Bir eğitimde bir berber ustası; “Berberlik mesleği artık öldü demişti bana.”
Şaşırarak nedenini sormuştum.
Hocam; “Ben yeni nesil traşları yapamıyorum.” şeklinde cevaplamıştı yılların berber ustası.
Düşünün makas ve taraktan ibaret olan berberlik mesleği, berber ustası kendini güncellemeyince berberlik mesleğinin öldüğünü sanıyor.
Söz konusu berber, yılların berber ustası olsa da günün berber ustası olamadığının farkında değildi…
Sadece ürünlerin kullanım tarihi geçmez…
Kendini güncellemeyen ustaların, öğretmenlerin, okul müdürlerin kısacası insanların da kullanım tarihi geçebiliyor.
Zira bir ekmek ikinci gün bayattır.
Sonrasında malum küfleniyor ekmek.
Küflenen ekmeğin tüketilmesi, bırakın karın doyurmasını insanı zehirler.
Dolayısıyla kendini güncellemeyen bir öğretmen dersine girdiği öğrencileri, kendini güncellemeyen bir okul müdürü de yönettiği okulu topyekun zehirler.
Hele korku dili ile bağırmayı, çağırmayı bir rol ve despotluğu bir tarz haline getiren bir okul müdürü; kırmaktan, incitmekten kısacası zehirlemekten öteye geçemez.
Hem dal kırar, hem de meyve yiyeyim der.
Saygın olmak yerine, saygı dilencisi olur.
Gücünü makamından alır.
Ben merkezli olur.
Böylesi müdürler, baştan aşağı şekilci olurlar.
Öğretmenlere ilham olamazlar.
İdealistim edebiyatına yatarak baskı ve korku ile bir tarağın dişleri gibi bütün öğretmen ve öğrencileri şeklen aynı hizaya getirmek için herşeyi yapmayı meşru ve reva görür.
Şimdi yazımızın başlığına geçelim…
Bir okul müdürü düşünün, toplantı var diyerek öğretmenleri toplayıp kendince öğretmenleri aynı hizaya getirmek için bağırıp çağırsın, masaya vura vura konuşsun.

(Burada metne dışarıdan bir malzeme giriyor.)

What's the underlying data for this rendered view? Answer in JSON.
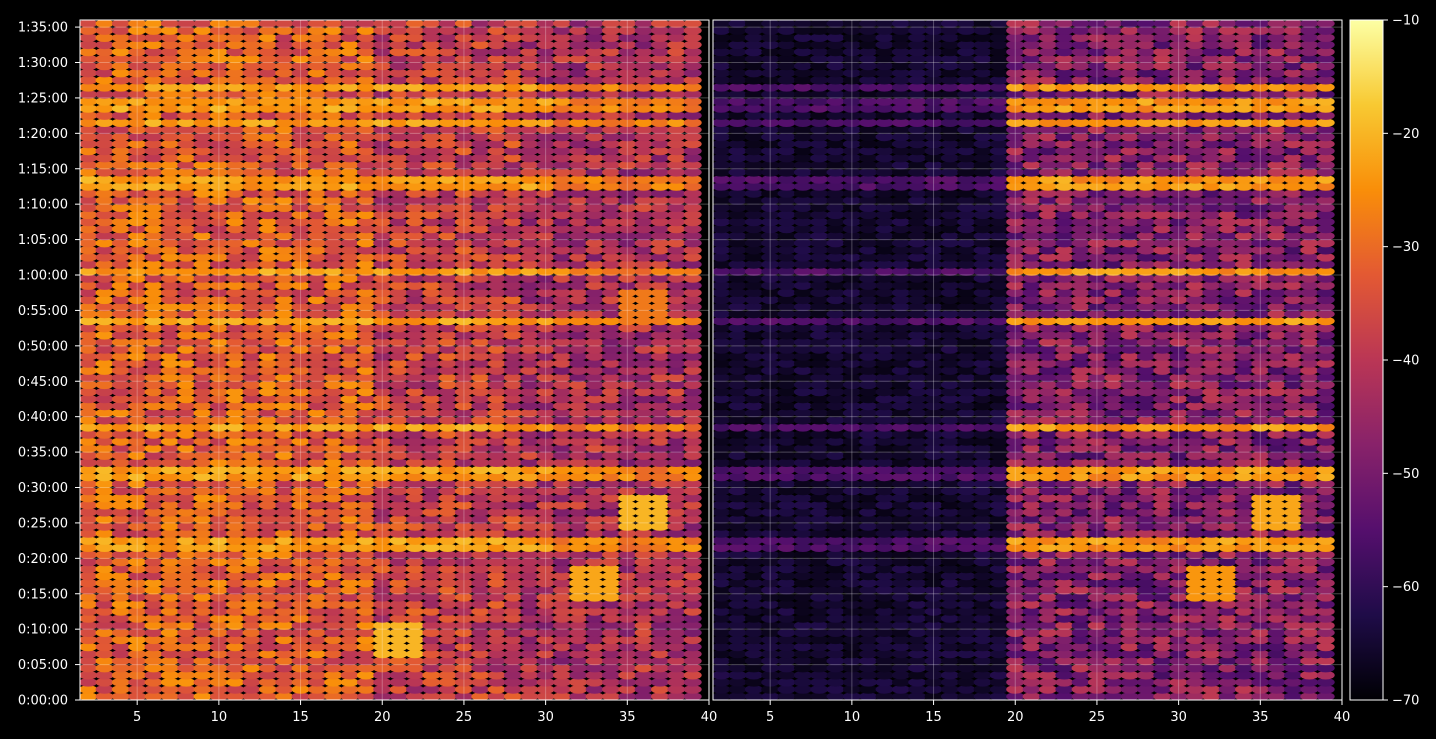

Bir okul müdürü düşünün, öğretmenleri sınıf kapısının camından habersiz izleyip kusur arasın. Evet evet sınıf kapısının camından habersiz ve çaktırmadan izlesin.
Bir okul müdürü düşünün, özel gereksimli öğrenciyi odasına alsın eline sopa alıp tehdit etsin.
Bir okul müdürü düşünün, duvardaki saat pilini defalarca gündeme getirsin, bunun için öğretmenleri uyarsın ama öğrencilerin uygulama yapabilmesi için iki yıl boyunca ihtiyaç olan malzemeyi almasın.
Bir okul müdürü düşünün, öğretmenlere sırayla elini öptürsün. Evet evet yanlış duymadınız sıra ile elini öptürsün…
Bir okul müdürü düşünün, öğretmenin koyduğu yerden sınıf defterini alsın, sonra öğretmen sınıf defterini arayıp dursun. Sonrasında da öğretmeni; “Sen sınıf defterine sahip çıkmıyorsun” deyip uyarsın, suçlasın.
Bir okul müdürü düşünün, “Bana misafirlerimin yanında hocam diye hitap edenler var. Bana müdür bey diye hitap edeceksiniz” şeklinde öğretmenleri uyaracak, ama kendisi öğretmenlere ismi ile hitap edecek…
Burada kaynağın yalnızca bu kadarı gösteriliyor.